The More Money You Make, the Less you Actually Work, Study Says

Apparently, the higher your salary, the more time your employer will pay you not to work.

Photo: VacationIdea.com

Quartz Survey Results

A recent survey conducted by Quartz found that people with higher salaries get more paid days off. This means that half the people in the top 25% of earners received at least 10 days of paid vacation. Which is great, but only one-tenth of the bottom 25% got this amount of time off.

Paid vacation time is often overlooked in measures of pay inequality in the United States. This is because the value of time off does not appear in the household income statistics. Yet paid vacation time is a huge factor when looking at lifestyle differences between the American poor and the rich.

The polarity does not sit well in an era of growing divergence between the rich and the poor. Unlike in the EU, where companies are obliged to give workers a minimum of 20 vacation days, there is no legal minimum in the U.S.

Major Difference in Workforce Benefits

The UK and the US may share a common language, but there are some serious cultural differences. Such differences can make the two places feel as if they’re worlds apart. When it comes to work-life balance and careers, there are some major differences between Americans and Brits. One of the biggest culture shocks is the American attitude towards vacation days.

In the UK, almost all full-time workers are legally entitled to at least 28 days of paid vacation a year. Most employers will include eight bank and public holidays into that figure, leaving the average British worker with about 20 days of vacation.

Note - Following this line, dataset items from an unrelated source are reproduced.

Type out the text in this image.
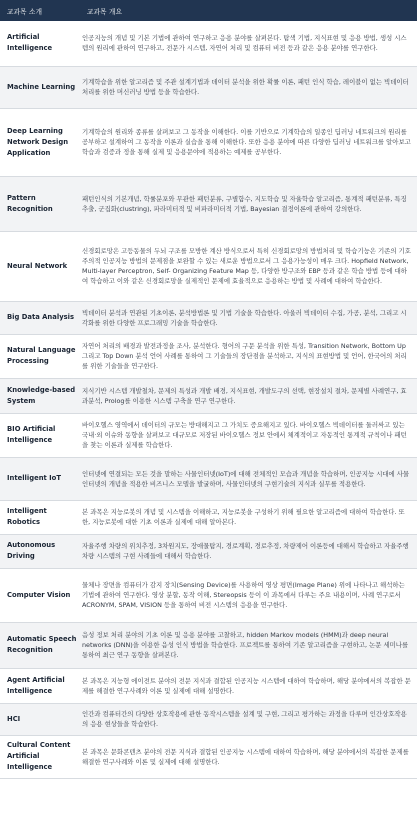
교과목 소개	교과목 개요
Artificial Intelligence	인공지능의 개념 및 기본 기법에 관하여 연구하고 응용 분야를 살펴본다. 탐색 기법, 지식표현 및 응용 방법, 생성 시스템의 원리에 관하여 연구하고, 전문가 시스템, 자연어 처리 및 컴퓨터 비전 등과 같은 응용 분야를 연구한다.
Machine Learning	기계학습을 위한 알고리즘 및 주관 설계기법과 데이터 분석을 위한 확률 이론, 패턴 인식 학습, 레이블이 없는 빅데이터 처리를 위한 머신러닝 방법 등을 학습한다.
Deep Learning Network Design Application	기계학습의 원리와 종류를 살펴보고 그 동작을 이해한다. 이를 기반으로 기계학습의 일종인 딥러닝 네트워크의 원리를 공부하고 설계하여 그 동작을 이론과 실습을 통해 이해한다. 또한 응용 분야에 따른 다양한 딥러닝 네트워크를 알아보고 학습과 검증과 정을 통해 실제 및 응용문야에 적용하는 예제를 공부한다.
Pattern Recognition	패턴인식의 기본개념, 학률분포와 무관한 패턴분류, 구별함수, 지도학습 및 자율학습 알고리즘, 통계적 패턴분류, 특징추출, 군집화(clustring), 파라미터적 및 비파라미터적 기법, Bayesian 결정이론에 관하여 강의한다.
Neural Network	신경회로망은 고등동물의 두뇌 구조를 모방한 계산 방식으로서 특히 신경회로망의 방법처리 및 학습기능은 기존의 기호주의적 인공지능 방법의 문제점을 보완할 수 있는 새로운 방법으로서 그 응용가능성이 매우 크다. Hopfield Network, Multi-layer Perceptron, Self- Organizing Feature Map 등, 다양한 방구조와 EBP 등과 같은 학습 방법 등에 대하여 학습하고 이와 같은 신경회로망을 실제적인 문제에 효율적으로 응용하는 방법 및 사례에 대하여 학습한다.
Big Data Analysis	빅데이터 분석과 연관된 기초이론, 분석방법론 및 기법 기술을 학습한다. 아울러 빅데이터 수집, 가공, 분석, 그리고 시각화를 위한 다양한 프로그래밍 기술을 학습한다.
Natural Language Processing	자연어 처리의 배경과 발전과정을 조사, 분석한다. 형어의 구문 분석을 위한 특성, Transition Network, Bottom Up 그리고 Top Down 분석 언어 사례를 통하여 그 기술들의 장단점을 분석하고, 지식의 표현방법 및 언어, 한국어의 처리를 위한 기술들을 연구한다.
Knowledge-based System	지식기반 시스템 개발철차, 문제의 특성과 개발 배경, 지식표현, 개발도구의 선택, 현장설치 절차, 문제별 사례연구, 효과분석, Prolog를 이용한 시스템 구축을 연구 연구한다.
BIO Artificial Intelligence	바이오헬스 영역에서 데이터의 규모는 방대해지고 그 가치도 증요해지고 있다. 바이오헬스 빅데이터를 둘러싸고 있는 국내·외 이슈와 동향을 살펴보고 대규모로 저장된 바이오헬스 정보 안에서 체계적이고 자동적인 통계적 규칙이나 패턴을 찾는 이론과 실제를 학습한다.
Intelligent IoT	인터넷에 연결되는 모든 것을 말하는 사물인터넷(IoT)에 대해 전체적인 모습과 개념을 학습하며, 인공지능 시대에 사물인터넷의 개념을 적용한 비즈니스 모델을 발굴하며, 사물인터넷의 구현기술의 지식과 실무를 적용한다.
Intelligent Robotics	본 과목은 지능로봇의 개념 및 시스템을 이해하고, 지능로봇을 구성하기 위해 필요한 알고리즘에 대하여 학습한다. 또한, 지능로봇에 대한 기초 이론과 실제에 대해 알아본다.
Autonomous Driving	자율주행 차량의 위치추정, 3차원지도, 장애물탐지, 경로계획, 경로추정, 차량제어 이론등에 대해서 학습하고 자율주행차량 시스템의 구현 사례들에 대해서 학습한다.
Computer Vision	물체나 장면을 컴퓨터가 감지 장치(Sensing Device)를 사용하여 영상 평면(Image Plane) 위에 나타나고 해석하는 기법에 관하여 연구한다. 영상 분할, 동작 이해, Stereopsis 등이 이 과목에서 다루는 주요 내용이며, 사례 연구로서 ACRONYM, SPAM, VISION 등을 통하여 비전 시스템의 응용을 연구한다.
Automatic Speech Recognition	음성 정보 처리 분야의 기초 이론 및 응용 분야를 고찰하고, hidden Markov models (HMM)과 deep neural networks (DNN)을 이용한 음성 인식 방법을 학습한다. 프로젝트를 통하여 기존 알고리즘을 구현하고, 논문 세미나를 통하여 최근 연구 동향을 살펴본다.
Agent Artificial Intelligence	본 과목은 지능형 에이전트 분야의 전문 지식과 결합된 인공지능 시스템에 대하여 학습하며, 해당 분야에서의 복잡한 문제를 해결한 연구사례와 이론 및 실제에 대해 설명한다.
HCI	인간과 컴퓨터간의 다양한 상호작용에 관한 동작시스템을 설계 및 구현, 그리고 평가하는 과정을 다루며 인간상호작용의 응용 현상들을 학습한다.
Cultural Content Artificial Intelligence	본 과목은 문화콘텐츠 분야의 전문 지식과 결합된 인공지능 시스템에 대하여 학습하며, 해당 분야에서의 복잡한 문제를 해결한 연구사례와 이론 및 실제에 대해 설명한다.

A 2013 study by the Center for Economic and Policy Research found that the US was the only advanced economy in the world that didn’t mandate any paid vacation for the workforce. Almost one in four Americans have no paid vacations and no paid holidays.

And those who are blessed with time off average just 10 days of paid vacation and about six paid holidays a year. That’s less than the minimum legal standard for many of the world’s richest economies— except Japan, which guarantees 10 paid vacation days but no paid holidays, according to the study.

Why Do We Need More Time Off?

Several studies have found that taking time away from work can improve productivity, increase happiness, and spark creativity.

Americans and their brains are preoccupied with work much of the time. Throughout history, people have intuited that such puritanical devotion to perpetual busyness does not, in fact, translate to greater productivity and is not particularly healthy.

What if the brain requires substantial downtime to remain industrious and generate its most innovative ideas? “Idleness is not just a vacation, an indulgence or a vice; it is as indispensable to the brain as vitamin D is to the body, and deprived of it we suffer a mental affliction as disfiguring as rickets,” essayist Tim Kreider wrote in The New York Times. “Space and quiet that idleness provides is a necessary condition for standing back from life and seeing it whole, for making unexpected connections and waiting for the wild summer lightning strikes of inspiration—it is, paradoxically, necessary to getting any work done.”

In other words, taking time off is a win for everyone — including you, your boss, and even the economy.